I ran the script multiple times and none of the cores seem to come close to max, picture attached:

no change at all.

the scheduler makes a process/thread hop around. it still uses “an entire core”, but spread around, and you won’t see it in that graph. you’ll only see it in a per-process/per-thread accounting.

that per-core graph looks to me like the CPU is fairly busy, i.e. there’s probably something taking up an entire core’s worth of time.

don’t expect parallelization. there might be some, in some parts, but there might not. processing doesn’t simply use multiple cores on its own. someone has to put effort into writing the algorithm to use parallelism. and that’s speaking generally.

you’re only doing a video capture. the only “heavy lifting” here is (1) data transfer, which is cheap and doesn’t take up CPU (2) VideoCapture’s color space conversion, which can be disabled (explained earlier). that too shouldn’t take up much time, but at high frame rates, it might become significant.

One possibility is that your read thread is sleeping or in a wait state, which could be the case here, see

That is the long waits are because you arrive before a frame is ready and the thread then enters a wait state, to be woken up when the thread is ready. The extra delay you are seeing is then due to the precision (10-15ms on Windows ) of the system timers. Then because you waited so long before the next two frame ready when you call VideoCapture::read() and are processed imidiately, taking ~2ms.
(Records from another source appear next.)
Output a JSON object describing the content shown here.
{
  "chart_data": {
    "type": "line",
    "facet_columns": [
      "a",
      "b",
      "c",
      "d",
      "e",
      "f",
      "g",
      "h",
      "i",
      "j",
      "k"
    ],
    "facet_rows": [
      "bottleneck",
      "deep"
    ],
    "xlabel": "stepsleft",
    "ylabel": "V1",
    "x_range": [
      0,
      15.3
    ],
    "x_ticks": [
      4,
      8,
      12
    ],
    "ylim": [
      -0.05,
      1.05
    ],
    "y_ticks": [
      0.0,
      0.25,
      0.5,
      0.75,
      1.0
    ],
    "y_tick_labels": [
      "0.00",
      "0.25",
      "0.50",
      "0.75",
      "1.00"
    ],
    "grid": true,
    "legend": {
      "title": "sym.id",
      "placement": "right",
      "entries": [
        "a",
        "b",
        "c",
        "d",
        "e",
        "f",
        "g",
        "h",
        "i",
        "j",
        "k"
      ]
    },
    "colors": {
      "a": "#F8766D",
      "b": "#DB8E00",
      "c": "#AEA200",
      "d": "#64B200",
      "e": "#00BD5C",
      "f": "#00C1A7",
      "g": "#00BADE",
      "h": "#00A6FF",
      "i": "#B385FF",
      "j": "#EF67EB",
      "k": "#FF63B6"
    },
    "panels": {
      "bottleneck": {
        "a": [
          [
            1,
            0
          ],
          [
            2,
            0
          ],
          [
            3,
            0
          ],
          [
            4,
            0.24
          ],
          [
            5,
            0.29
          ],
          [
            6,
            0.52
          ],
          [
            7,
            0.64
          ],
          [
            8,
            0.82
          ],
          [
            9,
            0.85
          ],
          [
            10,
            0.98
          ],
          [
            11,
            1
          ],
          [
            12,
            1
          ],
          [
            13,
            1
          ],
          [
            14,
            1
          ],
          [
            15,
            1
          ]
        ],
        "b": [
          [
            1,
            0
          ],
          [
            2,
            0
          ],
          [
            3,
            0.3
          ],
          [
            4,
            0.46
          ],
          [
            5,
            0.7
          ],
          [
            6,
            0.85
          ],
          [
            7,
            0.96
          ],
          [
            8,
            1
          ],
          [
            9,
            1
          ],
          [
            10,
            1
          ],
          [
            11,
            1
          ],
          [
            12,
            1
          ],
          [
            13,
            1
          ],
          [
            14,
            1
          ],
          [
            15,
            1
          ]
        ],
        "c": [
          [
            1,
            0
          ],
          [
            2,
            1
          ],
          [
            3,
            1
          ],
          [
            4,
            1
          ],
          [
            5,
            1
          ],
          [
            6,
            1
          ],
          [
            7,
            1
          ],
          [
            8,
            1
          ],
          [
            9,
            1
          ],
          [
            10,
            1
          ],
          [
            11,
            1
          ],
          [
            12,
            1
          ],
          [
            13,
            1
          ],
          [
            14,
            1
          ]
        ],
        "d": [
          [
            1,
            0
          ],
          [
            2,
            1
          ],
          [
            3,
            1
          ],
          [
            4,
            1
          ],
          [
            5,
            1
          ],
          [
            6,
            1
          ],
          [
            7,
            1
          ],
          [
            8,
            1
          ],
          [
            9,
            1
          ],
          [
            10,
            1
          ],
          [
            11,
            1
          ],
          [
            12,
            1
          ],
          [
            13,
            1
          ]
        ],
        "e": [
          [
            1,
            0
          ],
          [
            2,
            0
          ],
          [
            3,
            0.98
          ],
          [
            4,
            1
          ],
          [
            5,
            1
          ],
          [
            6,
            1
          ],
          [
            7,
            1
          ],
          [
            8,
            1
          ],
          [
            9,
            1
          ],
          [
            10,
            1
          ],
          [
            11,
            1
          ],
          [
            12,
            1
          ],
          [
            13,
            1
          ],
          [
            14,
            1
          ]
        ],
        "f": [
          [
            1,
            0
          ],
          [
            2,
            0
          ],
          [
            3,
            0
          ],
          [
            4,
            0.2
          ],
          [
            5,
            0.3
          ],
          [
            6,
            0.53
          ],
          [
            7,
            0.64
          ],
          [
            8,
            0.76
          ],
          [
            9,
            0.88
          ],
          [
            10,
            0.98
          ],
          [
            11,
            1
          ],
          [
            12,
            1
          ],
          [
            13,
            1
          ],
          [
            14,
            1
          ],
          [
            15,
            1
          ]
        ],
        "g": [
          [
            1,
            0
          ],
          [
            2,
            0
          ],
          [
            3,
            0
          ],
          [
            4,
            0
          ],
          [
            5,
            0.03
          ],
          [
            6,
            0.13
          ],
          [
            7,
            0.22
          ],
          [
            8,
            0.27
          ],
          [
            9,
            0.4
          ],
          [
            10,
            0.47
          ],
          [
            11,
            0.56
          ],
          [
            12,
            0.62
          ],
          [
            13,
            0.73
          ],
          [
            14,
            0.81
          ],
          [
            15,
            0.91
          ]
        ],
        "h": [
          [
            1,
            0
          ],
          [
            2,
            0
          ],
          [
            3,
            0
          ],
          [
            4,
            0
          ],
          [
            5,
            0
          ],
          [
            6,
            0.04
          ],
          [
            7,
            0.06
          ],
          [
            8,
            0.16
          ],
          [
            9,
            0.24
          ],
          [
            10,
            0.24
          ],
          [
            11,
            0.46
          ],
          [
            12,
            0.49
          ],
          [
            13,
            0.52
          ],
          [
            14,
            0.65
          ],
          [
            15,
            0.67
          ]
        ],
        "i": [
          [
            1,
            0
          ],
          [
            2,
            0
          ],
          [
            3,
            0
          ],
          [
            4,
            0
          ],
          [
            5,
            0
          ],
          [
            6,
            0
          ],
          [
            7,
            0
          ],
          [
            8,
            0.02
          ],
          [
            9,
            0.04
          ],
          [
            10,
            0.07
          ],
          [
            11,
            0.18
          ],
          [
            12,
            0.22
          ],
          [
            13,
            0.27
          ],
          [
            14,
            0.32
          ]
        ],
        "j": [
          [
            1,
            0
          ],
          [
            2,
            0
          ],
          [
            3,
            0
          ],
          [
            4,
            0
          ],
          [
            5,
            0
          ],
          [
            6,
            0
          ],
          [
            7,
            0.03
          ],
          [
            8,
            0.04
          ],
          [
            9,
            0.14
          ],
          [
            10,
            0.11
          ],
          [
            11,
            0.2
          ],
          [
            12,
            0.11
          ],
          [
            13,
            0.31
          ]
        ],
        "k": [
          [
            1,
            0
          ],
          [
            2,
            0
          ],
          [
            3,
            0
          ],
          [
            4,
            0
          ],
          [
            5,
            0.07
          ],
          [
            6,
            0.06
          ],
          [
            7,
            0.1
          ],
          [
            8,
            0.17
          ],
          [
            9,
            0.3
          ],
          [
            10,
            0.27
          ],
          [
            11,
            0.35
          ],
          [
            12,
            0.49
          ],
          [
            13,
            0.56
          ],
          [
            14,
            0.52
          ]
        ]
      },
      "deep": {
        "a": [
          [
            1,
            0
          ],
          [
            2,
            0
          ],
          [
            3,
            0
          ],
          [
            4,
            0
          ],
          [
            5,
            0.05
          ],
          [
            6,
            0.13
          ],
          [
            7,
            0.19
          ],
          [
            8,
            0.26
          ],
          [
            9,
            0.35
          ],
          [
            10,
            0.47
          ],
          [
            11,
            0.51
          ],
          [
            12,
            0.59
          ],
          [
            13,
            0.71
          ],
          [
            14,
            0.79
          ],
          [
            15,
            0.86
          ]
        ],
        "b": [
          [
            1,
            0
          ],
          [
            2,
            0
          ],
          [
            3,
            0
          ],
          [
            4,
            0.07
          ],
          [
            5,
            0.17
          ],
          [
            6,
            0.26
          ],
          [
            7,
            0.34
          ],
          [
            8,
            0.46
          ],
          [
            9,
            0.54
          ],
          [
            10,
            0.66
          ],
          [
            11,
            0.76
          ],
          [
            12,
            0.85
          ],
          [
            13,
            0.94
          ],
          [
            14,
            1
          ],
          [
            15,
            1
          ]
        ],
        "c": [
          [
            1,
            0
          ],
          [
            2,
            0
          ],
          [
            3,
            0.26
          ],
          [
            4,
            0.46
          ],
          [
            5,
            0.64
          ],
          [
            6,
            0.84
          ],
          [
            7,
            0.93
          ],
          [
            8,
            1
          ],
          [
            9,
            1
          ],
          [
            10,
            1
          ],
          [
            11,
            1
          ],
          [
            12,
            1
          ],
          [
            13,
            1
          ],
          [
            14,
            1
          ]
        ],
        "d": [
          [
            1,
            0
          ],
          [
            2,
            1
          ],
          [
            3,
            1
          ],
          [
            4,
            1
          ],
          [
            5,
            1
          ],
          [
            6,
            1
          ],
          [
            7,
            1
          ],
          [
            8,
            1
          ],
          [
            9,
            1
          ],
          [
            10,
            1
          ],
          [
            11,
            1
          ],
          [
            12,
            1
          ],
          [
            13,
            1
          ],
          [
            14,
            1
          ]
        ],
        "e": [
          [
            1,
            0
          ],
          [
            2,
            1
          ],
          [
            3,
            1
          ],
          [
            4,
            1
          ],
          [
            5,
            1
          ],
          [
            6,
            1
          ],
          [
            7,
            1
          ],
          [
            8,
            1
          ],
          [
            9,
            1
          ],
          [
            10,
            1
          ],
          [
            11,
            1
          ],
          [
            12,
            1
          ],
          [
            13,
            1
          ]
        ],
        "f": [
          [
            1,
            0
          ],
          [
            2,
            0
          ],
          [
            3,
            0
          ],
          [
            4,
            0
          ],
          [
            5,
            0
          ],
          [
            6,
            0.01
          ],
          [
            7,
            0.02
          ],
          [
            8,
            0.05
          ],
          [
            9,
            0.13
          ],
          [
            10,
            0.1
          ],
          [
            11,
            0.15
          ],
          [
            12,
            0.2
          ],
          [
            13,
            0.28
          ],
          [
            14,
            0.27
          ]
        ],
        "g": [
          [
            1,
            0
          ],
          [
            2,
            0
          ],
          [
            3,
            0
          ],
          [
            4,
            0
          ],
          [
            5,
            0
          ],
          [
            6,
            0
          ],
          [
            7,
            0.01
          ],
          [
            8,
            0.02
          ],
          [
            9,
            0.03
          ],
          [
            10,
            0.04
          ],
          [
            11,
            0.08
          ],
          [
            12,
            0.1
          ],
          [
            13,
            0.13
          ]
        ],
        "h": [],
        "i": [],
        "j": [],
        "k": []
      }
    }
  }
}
I haven’t checked but I would have thought you could see if changing

DWORD result = WaitForSingleObject(VDList[id]->sgCallback->hEvent, 1000);
if( result != WAIT_OBJECT_0) return false;

to

while (WaitForSingleObject(VDList[id]->sgCallback->hEvent, 0) != WAIT_OBJECT_0) continue;

makes a difference.

Either way from reading this thread it looks like the implementation in OpenCV, which uses the Direct Show API not FFMpeg is probably what is causing the difference you are observing.

you can try VideoCapture::waitAny(). that’s supposed to be able to poll.

still, there’s nothing you could do with that gained time except poll again and again.